I used to work with somebody in a large blue chip organisation who insisted on suspending people every time they were accused of gross misconduct.
She looked after the whole tribunal process for the company - the fact that the job existed tells you something!
I wasn’t generally her favourite person, as I’ve always been (dare I say it) pragmatic about these things and there was no way I would apply a blanket policy to each situation - I would make what I felt was the best decision for the employees and for the company on a case by case basis.
She was taking the approach she did, because at the time ACAS (in their wisdom) advised employers about the risk of losing employment tribunals if an employee is dismissed.
This is typical of the approach I see from so many employers whenever we get involved in mediations.
The employer has often focused their thinking around potential litigation and the impact on the company but not giving equal (or in some cases any) thought to the negative repercussions that it will have on the employee.
I see this approach as limbo dancing rather than pole vaulting (if you’re wondering what on earth I’m on about, see my other blog).
Just because we say to employees that suspension isn’t any indicator of guilt, doesn’t mean it isn’t!
I’m pretty sure the people who jump straight to suspension would be the first to complain if the same thing happened to them - how could the company possibly treat them like they’re guilty just because there’s an allegation made against them.
What happened to innocent until proven guilty?
I’m quite clear about these situations - each decision should be made in isolation - there should not be a sheep dip policy.
Every situation is unique and the way I have viewed these decisions when I’ve had to make them is a simple risk assessment approach, as you would (or should) in a safety hazard situation.

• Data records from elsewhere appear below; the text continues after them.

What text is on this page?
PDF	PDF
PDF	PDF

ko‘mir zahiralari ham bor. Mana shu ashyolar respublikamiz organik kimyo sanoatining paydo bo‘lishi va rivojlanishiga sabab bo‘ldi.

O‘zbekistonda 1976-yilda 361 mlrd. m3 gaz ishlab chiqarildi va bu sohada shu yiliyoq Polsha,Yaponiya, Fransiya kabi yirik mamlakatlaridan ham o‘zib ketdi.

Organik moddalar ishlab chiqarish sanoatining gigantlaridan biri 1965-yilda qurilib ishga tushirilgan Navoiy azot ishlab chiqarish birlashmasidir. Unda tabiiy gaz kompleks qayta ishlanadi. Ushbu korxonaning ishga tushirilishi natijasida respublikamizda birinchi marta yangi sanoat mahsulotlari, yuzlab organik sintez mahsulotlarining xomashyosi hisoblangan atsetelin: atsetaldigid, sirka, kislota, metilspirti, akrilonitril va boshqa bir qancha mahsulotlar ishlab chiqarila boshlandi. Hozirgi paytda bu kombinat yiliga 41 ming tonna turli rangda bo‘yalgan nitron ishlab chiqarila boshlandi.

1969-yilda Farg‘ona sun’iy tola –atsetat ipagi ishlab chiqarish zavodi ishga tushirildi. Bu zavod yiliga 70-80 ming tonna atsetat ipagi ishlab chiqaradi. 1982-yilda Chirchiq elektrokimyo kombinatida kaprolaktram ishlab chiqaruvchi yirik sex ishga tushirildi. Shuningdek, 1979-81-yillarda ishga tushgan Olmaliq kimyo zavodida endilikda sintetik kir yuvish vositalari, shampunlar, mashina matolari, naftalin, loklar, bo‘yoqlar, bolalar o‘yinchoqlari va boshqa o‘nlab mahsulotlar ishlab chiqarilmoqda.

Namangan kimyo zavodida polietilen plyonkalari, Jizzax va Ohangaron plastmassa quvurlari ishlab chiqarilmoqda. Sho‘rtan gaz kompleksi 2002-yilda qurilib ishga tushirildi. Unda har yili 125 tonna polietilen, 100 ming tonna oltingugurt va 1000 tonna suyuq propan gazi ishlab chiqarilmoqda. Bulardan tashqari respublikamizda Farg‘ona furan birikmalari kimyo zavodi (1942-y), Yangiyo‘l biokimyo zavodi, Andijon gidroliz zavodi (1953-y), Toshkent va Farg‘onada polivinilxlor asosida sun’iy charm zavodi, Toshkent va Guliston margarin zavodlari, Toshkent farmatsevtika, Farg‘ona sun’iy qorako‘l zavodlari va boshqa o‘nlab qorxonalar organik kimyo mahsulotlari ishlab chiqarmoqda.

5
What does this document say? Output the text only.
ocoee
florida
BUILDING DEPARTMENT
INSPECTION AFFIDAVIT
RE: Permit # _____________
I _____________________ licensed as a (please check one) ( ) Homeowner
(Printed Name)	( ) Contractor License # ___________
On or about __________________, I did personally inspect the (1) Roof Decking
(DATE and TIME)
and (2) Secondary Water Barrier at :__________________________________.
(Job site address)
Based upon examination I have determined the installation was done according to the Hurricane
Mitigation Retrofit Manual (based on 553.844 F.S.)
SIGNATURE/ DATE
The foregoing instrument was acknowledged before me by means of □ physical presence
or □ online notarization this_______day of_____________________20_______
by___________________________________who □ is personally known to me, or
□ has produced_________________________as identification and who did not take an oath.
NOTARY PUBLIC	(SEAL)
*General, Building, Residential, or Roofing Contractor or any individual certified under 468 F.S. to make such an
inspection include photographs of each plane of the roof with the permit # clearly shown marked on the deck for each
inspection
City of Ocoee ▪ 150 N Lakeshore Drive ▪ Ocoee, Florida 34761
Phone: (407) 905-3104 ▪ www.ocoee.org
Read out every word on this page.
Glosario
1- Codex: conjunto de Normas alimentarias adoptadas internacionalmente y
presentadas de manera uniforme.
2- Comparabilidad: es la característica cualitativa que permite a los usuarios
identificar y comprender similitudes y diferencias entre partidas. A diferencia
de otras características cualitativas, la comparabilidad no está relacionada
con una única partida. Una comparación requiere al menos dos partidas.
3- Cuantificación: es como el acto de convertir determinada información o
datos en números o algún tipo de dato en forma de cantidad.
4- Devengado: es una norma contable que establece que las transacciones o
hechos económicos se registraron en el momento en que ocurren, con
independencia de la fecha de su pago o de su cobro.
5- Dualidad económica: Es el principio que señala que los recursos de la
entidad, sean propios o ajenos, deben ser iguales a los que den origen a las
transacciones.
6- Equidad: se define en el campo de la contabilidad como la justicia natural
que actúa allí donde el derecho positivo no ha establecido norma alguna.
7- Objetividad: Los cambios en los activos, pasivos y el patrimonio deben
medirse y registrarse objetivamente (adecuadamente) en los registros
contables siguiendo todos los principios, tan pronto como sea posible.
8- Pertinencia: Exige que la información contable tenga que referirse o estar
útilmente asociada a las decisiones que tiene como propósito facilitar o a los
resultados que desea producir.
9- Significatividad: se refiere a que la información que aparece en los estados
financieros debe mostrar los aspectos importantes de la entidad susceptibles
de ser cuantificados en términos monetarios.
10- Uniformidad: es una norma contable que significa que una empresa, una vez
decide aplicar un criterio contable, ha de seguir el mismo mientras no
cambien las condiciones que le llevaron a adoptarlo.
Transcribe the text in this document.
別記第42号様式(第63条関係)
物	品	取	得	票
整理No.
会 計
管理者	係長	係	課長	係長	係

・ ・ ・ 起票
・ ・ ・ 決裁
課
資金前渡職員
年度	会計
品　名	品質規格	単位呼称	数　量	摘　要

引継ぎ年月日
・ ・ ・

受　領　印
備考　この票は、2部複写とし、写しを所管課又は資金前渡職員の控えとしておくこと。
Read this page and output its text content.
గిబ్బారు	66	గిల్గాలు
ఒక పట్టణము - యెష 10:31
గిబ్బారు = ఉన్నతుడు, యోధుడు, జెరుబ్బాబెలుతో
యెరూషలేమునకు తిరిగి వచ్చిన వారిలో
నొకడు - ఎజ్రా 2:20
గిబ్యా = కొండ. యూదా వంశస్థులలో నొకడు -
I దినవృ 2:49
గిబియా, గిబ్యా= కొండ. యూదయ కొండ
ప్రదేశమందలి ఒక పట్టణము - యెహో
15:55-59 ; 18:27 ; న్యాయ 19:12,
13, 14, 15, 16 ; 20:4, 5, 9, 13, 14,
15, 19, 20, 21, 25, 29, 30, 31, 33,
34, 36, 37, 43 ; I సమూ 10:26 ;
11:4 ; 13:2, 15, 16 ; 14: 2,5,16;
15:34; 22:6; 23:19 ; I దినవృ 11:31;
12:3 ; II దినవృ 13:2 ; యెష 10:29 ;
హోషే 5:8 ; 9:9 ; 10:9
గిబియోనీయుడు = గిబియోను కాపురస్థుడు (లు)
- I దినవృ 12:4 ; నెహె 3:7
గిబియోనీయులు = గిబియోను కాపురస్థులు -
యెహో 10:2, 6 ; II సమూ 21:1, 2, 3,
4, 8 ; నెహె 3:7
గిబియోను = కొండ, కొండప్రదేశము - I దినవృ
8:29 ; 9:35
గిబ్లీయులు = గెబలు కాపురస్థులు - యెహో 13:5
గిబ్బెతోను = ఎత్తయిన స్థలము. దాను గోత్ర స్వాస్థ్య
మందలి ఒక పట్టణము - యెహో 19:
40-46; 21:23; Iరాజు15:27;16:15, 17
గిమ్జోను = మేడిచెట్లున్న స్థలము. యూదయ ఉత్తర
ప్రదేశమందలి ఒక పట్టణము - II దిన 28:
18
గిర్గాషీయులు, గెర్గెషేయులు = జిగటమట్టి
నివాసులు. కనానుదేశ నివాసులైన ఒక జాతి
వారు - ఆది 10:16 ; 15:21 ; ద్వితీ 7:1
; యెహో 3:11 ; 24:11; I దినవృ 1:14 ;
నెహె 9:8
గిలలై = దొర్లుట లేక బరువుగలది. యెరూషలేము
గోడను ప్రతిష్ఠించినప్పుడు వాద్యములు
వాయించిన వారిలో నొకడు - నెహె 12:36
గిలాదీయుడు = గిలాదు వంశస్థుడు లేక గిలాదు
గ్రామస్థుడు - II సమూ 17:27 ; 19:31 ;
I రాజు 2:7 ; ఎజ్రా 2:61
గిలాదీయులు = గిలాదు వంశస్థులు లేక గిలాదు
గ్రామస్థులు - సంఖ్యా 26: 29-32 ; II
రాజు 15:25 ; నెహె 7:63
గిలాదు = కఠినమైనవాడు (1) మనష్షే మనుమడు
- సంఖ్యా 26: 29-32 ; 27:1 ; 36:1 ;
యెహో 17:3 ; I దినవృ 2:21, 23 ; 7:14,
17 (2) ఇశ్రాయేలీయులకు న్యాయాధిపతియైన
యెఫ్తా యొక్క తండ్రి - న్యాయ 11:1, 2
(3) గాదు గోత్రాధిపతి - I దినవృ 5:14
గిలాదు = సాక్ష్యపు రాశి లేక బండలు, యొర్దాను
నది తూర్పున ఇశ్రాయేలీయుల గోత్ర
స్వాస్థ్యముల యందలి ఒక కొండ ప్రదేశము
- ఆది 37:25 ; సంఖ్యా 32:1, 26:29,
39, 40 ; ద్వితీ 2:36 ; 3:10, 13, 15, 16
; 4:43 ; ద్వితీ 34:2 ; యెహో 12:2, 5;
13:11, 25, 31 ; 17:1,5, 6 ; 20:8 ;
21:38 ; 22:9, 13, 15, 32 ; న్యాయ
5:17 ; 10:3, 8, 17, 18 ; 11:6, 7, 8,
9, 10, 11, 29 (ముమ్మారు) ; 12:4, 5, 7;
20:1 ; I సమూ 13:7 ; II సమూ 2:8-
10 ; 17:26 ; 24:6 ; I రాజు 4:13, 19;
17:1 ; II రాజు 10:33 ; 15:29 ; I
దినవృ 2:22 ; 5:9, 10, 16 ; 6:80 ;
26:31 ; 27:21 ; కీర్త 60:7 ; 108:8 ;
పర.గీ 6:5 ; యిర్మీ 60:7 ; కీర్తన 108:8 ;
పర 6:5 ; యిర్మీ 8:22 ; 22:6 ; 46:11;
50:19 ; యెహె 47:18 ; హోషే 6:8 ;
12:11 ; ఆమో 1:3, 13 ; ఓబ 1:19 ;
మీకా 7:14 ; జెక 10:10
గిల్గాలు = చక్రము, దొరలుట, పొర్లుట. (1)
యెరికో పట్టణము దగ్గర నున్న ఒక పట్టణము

Consider likelihood and severity - then mitigate the risk to an acceptable level. Doing this kind of assessment takes minutes - not hours or days.
There are, in my book, four simple steps that employers need to consider:-
1. Ensure that somebody who does not have a pre-determined outcome in mind can make an objective assessment - avoid the “they must hang for this” people - there are lots of these around!
2. Carry out two assessments - one from the business perspective and another from the employee’s.
3. Give proper (and I mean proper!) consideration to every opportunity to minimise the highest risks identified from both assessments.
4. Make the decision based on the mitigations considered and communicate feedback clearly to the employee.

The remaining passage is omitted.